Majid Khan, 41, a former resident of the suburbs of Baltimore who later became an al-Qaeda courier, gave a detailed account of the brutal forced feedings and physical and sexual abuse that he was subjected to in the overseas prison network of CIA between 2003 and 2006.

Also the first high-value detainee to have gone public with what is known as CIA’s “enhanced interrogation” techniques, Khan told a Guantanamo court that he was left terrified and hallucinating from the painful abuse he endured at CIA’s clandestine facilities known as “black sites.”

“I thought I was going to die,” he told the jurors on Thursday.

In his two hours long address, he spoke about being suspended naked from a ceiling beam for days, being intentionally nearly drowned in water, interrogators pouring water in his nose and mouth, being beaten, starved and given forced enemas in overseas prisons whose locations were not disclosed.

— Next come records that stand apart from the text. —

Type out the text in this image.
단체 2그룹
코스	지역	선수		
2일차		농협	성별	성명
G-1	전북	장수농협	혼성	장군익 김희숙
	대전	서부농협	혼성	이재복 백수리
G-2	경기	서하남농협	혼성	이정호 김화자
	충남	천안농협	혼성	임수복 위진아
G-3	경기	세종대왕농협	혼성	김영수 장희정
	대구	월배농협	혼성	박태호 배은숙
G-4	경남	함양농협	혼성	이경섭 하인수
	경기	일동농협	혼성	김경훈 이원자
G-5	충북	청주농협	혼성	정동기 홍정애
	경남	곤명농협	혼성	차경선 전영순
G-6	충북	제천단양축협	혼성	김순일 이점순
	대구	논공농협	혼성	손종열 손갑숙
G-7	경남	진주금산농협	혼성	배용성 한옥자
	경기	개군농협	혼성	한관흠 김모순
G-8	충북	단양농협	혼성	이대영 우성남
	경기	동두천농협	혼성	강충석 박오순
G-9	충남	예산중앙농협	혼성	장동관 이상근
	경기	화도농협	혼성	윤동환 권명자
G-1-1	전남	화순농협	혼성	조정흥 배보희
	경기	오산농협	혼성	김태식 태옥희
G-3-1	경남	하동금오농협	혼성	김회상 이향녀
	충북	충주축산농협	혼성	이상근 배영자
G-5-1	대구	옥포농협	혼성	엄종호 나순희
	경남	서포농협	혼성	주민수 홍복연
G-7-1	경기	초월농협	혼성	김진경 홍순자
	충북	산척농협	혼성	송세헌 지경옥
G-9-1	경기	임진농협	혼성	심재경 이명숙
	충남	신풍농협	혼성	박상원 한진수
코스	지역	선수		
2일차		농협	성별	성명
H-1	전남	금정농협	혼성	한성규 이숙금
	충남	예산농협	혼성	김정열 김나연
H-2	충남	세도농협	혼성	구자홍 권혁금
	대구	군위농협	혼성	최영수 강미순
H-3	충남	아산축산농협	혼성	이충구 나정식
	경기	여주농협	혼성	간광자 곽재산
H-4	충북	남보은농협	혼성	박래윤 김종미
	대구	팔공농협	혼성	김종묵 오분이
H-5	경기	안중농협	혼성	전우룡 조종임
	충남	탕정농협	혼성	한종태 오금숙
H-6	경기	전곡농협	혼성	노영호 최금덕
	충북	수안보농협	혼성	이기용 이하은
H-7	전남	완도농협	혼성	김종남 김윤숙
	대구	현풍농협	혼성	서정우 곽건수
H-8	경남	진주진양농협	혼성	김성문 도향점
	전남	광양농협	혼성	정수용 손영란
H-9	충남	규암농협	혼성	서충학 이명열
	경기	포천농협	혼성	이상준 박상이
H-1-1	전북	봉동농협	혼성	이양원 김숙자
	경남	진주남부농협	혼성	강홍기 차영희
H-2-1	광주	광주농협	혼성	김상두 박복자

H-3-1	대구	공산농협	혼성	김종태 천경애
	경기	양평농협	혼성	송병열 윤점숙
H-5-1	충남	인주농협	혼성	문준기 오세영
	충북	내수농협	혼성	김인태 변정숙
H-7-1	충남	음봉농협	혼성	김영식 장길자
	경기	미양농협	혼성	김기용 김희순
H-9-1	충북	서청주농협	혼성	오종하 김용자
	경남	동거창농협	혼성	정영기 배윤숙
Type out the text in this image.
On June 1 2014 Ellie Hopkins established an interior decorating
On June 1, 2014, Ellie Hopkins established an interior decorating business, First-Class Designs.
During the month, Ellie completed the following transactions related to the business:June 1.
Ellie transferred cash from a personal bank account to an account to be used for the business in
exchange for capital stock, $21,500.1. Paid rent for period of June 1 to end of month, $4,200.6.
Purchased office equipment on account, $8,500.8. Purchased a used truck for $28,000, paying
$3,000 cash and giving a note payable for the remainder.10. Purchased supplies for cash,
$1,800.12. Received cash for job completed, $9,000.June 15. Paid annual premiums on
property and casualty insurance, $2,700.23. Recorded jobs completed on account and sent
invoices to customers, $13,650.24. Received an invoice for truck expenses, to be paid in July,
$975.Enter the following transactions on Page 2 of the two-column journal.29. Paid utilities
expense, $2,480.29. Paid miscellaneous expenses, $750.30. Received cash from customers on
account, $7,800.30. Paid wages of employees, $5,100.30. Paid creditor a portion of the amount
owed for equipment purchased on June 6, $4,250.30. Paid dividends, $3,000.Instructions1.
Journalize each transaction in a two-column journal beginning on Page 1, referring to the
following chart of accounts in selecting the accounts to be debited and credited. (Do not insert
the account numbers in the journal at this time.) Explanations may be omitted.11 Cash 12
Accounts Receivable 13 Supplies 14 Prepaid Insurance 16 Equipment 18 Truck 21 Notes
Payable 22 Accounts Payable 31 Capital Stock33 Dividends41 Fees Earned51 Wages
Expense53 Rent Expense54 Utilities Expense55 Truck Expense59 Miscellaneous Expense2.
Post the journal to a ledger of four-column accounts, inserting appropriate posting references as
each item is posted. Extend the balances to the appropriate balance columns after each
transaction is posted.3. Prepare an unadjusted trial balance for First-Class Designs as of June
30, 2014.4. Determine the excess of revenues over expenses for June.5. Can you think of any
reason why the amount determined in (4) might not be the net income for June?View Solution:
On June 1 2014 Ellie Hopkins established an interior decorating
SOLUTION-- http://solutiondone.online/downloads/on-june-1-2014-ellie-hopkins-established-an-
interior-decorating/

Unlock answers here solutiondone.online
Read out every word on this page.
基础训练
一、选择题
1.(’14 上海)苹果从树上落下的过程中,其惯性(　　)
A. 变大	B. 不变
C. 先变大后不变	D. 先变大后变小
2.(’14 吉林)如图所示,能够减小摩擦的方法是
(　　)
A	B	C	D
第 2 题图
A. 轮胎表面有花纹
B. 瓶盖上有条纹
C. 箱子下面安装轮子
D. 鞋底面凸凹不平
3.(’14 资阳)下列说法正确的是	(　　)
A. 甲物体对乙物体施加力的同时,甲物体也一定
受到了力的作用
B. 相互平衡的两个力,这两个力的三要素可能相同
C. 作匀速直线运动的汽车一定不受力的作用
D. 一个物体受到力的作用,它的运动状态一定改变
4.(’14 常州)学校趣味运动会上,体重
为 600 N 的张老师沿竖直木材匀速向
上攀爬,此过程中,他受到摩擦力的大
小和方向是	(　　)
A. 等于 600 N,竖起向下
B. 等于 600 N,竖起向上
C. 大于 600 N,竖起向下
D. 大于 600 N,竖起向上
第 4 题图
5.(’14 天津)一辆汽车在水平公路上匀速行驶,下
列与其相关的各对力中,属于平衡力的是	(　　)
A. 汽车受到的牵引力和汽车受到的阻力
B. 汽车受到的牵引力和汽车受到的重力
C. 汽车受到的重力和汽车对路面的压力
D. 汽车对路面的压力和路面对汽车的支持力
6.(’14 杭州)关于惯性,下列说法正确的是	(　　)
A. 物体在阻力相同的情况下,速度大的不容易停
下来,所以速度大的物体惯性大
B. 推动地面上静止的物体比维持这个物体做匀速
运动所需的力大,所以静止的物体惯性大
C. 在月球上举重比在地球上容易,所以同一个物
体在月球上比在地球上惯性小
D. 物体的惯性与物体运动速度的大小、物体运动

“I would beg them to stop and swear to them that I didn’t know anything," he said. "If I had intelligence to give I would have given it already but I didn’t have anything to give.”

This photo provided by the Center for Constitutional Rights shows Majid Khan during his high school years in the late 1990's when he was in Baltimore (AP)

Khan said that soon after being captured in Pakistan in March 2003, he told his captors everything he knew, in the hope that they would release him. “Instead, the more I cooperated, the more I was tortured.”

A jury of eight US military officers will convene on Friday to decide on the sentence in the range of 25 to 40 years starting from his guilty plea in February 2012. But the sentence is largely symbolic, reported New York Times, adding that it is a military commission requirement.

Khan would be required to serve no more than 11 years, as unknown to the jurors, he had reached a deal with the Pentagon this year. Under this, he would be released by the end of February and in another three years, he would be resettled in a third country as he cannot return to Pakistan.

Khan had pleaded guilty to the charges of terrorism, including murder in violation of the law of war and had admitted to delivering $50,000 of al-Qaeda money from Pakistan to an al-Qaeda affiliate in 2003, reported the NYT.

This money was then used in the Marriott hotel bombing of August 2003. According to the paper, he did not know how the money would be used at the time.

Khan’s torture and abuse was also detailed in a 2014 Senate Intelligence Committee report, which did a detailed enquiry about CIA inflicting physical pain beyond the legally acceptable boundaries. According to the report, when Khan refuse to eat, his captor “infused” a puree of his lunch through his anus, reported the NYT. The CIA called it rectal re-feeding but Khan called it rape.

While the agency on Thursday declined to comment on the description offered in the hearing, it said that the detention and interrogation programme was stopped in 2009.

A citizen of Pakistan, Khan, 41, was born in Saudi Arabia. He came to the US with his family in the 1990s.

The 9/11 attacks and the demise of his mother in 2001 was a turning point in his life, he said.

Till then, he lived two different worlds of a traditional Pakistani family life and that of an American teenager. It was after his mother’s death that he was drawn to practicing Islam, he was quoted as saying by NYT.

He said that it was during his 2002 trip to Pakistan, when he encountered cousins and relatives who had already had ties to al-Qaeda.

“I was lost and vulnerable, and they went after me,” he said, adding that they showed him “propaganda videos”, reported the paper.

In the carefully worded 39-page account, he apologised for his actions. “I have also tried to make up for the bad things I have done,” he said. "That’s why I pleaded guilty and cooperated with the USA government.”